Muriel Harris has family in country

LOUISVILLE, Ky. (Sept. 2, 2014) — Muriel Harris, PhD, associate professor, Department of Health Promotion and Behavioral Sciences at the University of Louisville School of Public Health & Information Sciences has joined a women’s group in Sierra Leone that supports women and children who have been affected by Ebola.

Muriel Harris.
Muriel Harris.

Harris, who was visiting family in Freetown , has been unable to leave the country because of the threat of the virus.

“We have lost more than 60 members of the health profession (doctors and nurses) and most of them have left behind children,” Harris said. “There also are ambulance drivers and janitors who have also been infected and died.”

Harris’ group plans to put together 120 care packages of toiletries for health care workers in Kenema and Kailahun, both epicenters for the disease and the primary treatment centers.

“Our group also will begin the much more long-term task of ensuring that girls are supported to get at least a high school education, and helping their mothers increase earning power through a range or programs and projects,” she said.
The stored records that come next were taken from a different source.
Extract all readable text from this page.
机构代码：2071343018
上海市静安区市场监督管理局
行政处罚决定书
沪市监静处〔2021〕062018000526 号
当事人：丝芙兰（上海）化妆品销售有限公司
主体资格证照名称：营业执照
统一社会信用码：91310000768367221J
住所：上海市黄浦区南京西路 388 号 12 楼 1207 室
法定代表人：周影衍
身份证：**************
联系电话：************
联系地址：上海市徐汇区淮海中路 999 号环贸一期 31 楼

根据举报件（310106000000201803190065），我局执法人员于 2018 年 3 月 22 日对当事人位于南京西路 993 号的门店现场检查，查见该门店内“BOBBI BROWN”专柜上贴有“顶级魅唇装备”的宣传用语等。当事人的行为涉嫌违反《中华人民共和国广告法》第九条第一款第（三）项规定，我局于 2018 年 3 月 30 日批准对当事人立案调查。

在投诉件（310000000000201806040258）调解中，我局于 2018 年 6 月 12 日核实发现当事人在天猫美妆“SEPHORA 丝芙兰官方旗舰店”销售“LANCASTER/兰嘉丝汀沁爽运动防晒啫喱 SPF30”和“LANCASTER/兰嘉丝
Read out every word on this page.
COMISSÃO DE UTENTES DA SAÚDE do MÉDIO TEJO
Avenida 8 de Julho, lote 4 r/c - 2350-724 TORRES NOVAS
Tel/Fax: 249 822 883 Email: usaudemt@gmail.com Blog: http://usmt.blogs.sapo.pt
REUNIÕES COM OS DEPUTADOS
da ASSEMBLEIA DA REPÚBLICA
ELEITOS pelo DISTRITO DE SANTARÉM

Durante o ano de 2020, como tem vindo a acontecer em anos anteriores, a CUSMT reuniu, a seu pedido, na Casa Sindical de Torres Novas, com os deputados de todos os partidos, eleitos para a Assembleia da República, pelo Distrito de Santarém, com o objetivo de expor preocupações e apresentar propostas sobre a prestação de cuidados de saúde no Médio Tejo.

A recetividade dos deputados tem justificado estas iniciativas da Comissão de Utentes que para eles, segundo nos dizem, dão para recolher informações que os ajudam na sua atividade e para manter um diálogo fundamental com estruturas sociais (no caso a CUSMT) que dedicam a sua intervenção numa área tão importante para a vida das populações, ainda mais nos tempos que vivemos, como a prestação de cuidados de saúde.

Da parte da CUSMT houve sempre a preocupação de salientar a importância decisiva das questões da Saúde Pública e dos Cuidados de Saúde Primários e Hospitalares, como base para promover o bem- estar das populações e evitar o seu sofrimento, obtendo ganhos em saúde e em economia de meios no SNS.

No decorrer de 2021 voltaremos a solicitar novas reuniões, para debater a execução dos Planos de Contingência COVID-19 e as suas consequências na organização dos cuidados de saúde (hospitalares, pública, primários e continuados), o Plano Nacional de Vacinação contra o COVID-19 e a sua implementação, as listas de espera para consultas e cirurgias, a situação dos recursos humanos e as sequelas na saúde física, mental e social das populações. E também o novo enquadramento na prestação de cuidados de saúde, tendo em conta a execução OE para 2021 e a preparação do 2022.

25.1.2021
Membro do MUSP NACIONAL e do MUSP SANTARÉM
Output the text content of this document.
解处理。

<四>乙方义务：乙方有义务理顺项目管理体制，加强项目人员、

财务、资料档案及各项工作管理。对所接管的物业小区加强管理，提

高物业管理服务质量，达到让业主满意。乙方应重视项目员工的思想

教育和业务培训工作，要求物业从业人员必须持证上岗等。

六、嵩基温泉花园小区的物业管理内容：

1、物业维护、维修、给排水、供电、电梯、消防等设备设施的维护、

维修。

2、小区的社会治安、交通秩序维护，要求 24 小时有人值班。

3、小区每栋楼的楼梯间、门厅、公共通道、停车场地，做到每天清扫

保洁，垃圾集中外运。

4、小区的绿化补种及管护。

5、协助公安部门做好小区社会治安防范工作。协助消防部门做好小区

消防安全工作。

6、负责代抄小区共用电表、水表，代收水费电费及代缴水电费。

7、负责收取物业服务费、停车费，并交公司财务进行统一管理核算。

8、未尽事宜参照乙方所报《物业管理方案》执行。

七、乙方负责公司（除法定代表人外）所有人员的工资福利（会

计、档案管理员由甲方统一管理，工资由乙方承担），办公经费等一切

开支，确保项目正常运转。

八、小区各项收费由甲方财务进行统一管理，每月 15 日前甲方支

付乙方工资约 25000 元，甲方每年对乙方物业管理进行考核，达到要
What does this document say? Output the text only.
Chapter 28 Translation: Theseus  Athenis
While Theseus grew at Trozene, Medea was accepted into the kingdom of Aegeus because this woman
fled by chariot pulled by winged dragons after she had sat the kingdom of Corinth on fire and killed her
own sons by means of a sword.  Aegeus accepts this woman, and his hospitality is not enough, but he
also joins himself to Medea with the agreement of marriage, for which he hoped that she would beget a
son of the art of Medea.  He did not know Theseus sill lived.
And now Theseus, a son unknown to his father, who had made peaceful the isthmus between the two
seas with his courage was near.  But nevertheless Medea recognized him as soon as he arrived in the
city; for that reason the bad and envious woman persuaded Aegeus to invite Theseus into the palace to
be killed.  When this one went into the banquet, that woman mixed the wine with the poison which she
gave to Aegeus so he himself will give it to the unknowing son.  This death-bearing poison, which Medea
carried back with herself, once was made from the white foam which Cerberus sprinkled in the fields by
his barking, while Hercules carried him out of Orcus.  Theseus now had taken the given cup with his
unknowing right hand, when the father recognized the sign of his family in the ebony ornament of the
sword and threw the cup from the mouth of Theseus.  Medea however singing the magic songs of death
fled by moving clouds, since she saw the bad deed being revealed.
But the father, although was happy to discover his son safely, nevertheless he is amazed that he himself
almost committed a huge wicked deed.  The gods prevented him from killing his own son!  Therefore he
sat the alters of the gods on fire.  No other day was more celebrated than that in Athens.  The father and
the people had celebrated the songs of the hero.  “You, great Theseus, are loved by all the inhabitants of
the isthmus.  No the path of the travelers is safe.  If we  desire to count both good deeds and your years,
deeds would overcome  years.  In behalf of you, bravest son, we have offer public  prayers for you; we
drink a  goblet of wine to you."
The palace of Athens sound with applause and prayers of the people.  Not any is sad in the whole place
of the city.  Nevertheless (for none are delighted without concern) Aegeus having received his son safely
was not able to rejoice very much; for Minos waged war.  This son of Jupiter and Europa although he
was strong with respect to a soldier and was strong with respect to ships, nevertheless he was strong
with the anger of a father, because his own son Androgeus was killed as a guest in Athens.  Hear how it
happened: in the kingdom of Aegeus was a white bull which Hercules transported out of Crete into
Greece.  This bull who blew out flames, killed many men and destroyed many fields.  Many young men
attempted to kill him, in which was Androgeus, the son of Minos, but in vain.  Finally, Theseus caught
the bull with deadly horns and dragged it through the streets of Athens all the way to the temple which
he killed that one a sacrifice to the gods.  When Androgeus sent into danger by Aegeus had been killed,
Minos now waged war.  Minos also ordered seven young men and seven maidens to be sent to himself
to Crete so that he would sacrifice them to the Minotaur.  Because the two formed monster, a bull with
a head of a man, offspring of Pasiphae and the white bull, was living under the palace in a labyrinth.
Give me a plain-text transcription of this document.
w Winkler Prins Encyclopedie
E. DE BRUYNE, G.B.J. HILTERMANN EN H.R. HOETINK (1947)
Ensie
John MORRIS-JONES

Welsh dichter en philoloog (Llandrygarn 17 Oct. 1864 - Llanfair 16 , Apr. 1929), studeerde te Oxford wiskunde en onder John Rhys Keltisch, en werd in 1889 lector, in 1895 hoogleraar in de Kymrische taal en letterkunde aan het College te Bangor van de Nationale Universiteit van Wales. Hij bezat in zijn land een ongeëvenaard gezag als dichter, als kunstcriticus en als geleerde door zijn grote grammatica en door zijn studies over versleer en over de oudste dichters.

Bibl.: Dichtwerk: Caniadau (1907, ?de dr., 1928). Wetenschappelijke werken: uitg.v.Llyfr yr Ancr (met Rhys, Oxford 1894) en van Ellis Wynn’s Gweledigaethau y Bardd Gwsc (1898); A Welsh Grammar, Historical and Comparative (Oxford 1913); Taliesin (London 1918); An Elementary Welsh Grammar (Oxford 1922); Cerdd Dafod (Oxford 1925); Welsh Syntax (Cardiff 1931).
In addition, Harris has been involved in health promotion through infection prevention education and early recognition of the Ebola disease. She also is involved in other public health related work, with plans underway to design a study to understand some of the issues that have contributed to many of the deaths.

“The global nature of this epidemic is unfolding before our eyes and the predictions for its spread are almost impossible to determine,” she said. “Without containment, it could be very far reaching given the porousness of country borders, the free movement of individuals across countries, as well as the movement of people by air and sea. The potential of spreading the virus is great, but public health approaches over the course of the 40-year history of this disease are well tried.”

“The challenge with this epidemic is its very fast-moving nature, and its impact on very culturally different populations with very different responses,” she said. “This has limited the ability of the public health and the clinical communities to be as effective as they need to be. It is clear this epidemic requires an international response given the very weak and fragile infrastructure in the countries where health care workers and the general public are dying at unprecedented numbers.”